O mercado de trabalho na atualidade é marcado pelo aumento da restrição a diversos grupos étnicos (entre eles, os negros e pardos) e os indivíduos considerados fora do tempo do trabalho, por estarem fora da faixa etária considerada ideal para a exploração pelo Capital, segundo Antunes, existem dois tipos de excluídos nesse contexto, são eles: os “jovens” e os “velhos”.
“os “jovens” são aqueles que terminam seus estudos, médios e superiores e não tem espaço no mercado de trabalho (...) e os trabalhadores de quarenta anos ou mais, considerados “velhos” pelo Capital, uma vez desempregados não voltam mais para o mercado de trabalho.
(
Antunes, 2001, p. 2003).
      É fundamental para o PVNC, a luta pela reversão dessa situação, pois os jovens inseridos nas universidades devem ter a oportunidade de inserir-se no mercado de trabalho para adquirir maior poder de intervenção na sociedade, estando alocados em posições importantes pelo grau de escolaridade alcançado, colocarem em pratica, a consciência critica e transformadora, tão almejada pela atuação da PVNC e abordada nos espaços da atividade “Cultura e Cidadania” , introduzida como inovação no cotidiano das aulas, tendo o seu espaço reservado na grade de horários e também, disseminada ao decorrer das aulas normais com o pressuposto da interdisciplinaridade.
     Considerando o homem como produtor do espaço e não apenas como habitante dele (Carlos, 2002, p. 165), e que essa produção depende do acesso às condições necessárias, entendemos que o acesso ao ensino superior possibilita a obtenção de força suficiente para a intervenção na produção do espaço pela sociedade, almejando a construção de um espaço mais justo, “o espaço do homem” (Santos, 1986, p. 26). A sociedade impõe às classes marginalizadas, uma visão de conformação e estagnação; é necessária a emergência de um sentimento de confiança que permita aos cidadãos, sonhar e acreditar, ter a certeza de poder, de querer, de intervir; um sentimento inovador e confiante na mudança, na valorização do homem e da vida. É necessário fazermos como Santos e acreditar nas palavras de Sartre, para o qual: “tudo muda quando se considera que a sociedade é apresentada a cada homem como uma perspectiva de futuro, e que esse futuro penetra até o coração de cada um como uma motivação real ao seu comportamento” (Sartre citado por Santos, 1986, p. 26).
     Usaremos as palavras de santos para afirmar que: “não mudaremos o mundo, mas podemos mudar o modo de vê-lo” (Santos, 1986, p. 26) e ao mudarmos a concepção de mundo, estaremos construindo um mundo melhor.

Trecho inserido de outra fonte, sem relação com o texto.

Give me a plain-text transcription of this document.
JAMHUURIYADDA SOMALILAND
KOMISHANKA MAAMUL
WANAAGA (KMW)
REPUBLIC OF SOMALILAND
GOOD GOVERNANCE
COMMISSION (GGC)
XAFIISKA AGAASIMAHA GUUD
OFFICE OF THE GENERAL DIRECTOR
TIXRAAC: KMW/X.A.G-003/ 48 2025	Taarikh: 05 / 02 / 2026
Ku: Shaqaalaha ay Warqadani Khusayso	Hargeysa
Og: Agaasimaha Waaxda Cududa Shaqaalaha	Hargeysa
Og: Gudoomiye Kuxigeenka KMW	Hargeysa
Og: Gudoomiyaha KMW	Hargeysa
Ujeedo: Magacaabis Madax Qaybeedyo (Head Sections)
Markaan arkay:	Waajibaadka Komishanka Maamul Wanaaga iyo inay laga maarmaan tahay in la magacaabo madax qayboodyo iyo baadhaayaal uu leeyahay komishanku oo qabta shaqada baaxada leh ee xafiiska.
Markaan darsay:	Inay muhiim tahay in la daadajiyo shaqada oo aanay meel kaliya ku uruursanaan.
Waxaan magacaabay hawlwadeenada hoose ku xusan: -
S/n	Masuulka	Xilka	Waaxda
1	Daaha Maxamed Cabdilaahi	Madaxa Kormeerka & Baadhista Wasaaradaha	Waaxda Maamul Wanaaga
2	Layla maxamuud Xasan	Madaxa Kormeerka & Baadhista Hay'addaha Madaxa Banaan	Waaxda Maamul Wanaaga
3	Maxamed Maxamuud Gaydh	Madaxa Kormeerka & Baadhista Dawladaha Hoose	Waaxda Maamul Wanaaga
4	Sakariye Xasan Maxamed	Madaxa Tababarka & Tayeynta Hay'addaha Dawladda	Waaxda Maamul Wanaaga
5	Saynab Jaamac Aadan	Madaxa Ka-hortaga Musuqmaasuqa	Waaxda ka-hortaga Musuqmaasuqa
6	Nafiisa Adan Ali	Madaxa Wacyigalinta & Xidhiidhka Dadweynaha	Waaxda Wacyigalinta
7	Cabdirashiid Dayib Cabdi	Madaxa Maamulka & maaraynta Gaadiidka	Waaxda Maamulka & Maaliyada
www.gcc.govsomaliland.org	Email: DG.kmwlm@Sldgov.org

Cabe a cada um de nós, professores, coordenadores, alunos e comunidades, atuar firme e fortemente nessa perspectiva, afim de que no futuro, não necessitemos de funcionar como um pré-vestibular por todos terem acesso digno ao conhecimento e tornemo-nos uma família social e que essa família seja toda a sociedade.

REFERÊNCIAS BIBLIOGRÁFICAS


ALVES, Nilda, Entrevista: Nilda Alves. In: Nova América, n° 97, março, 2003.

ANTUNES, Ricardo. Os sentimentos do trabalho. São Paulo, Boitempo, 2001.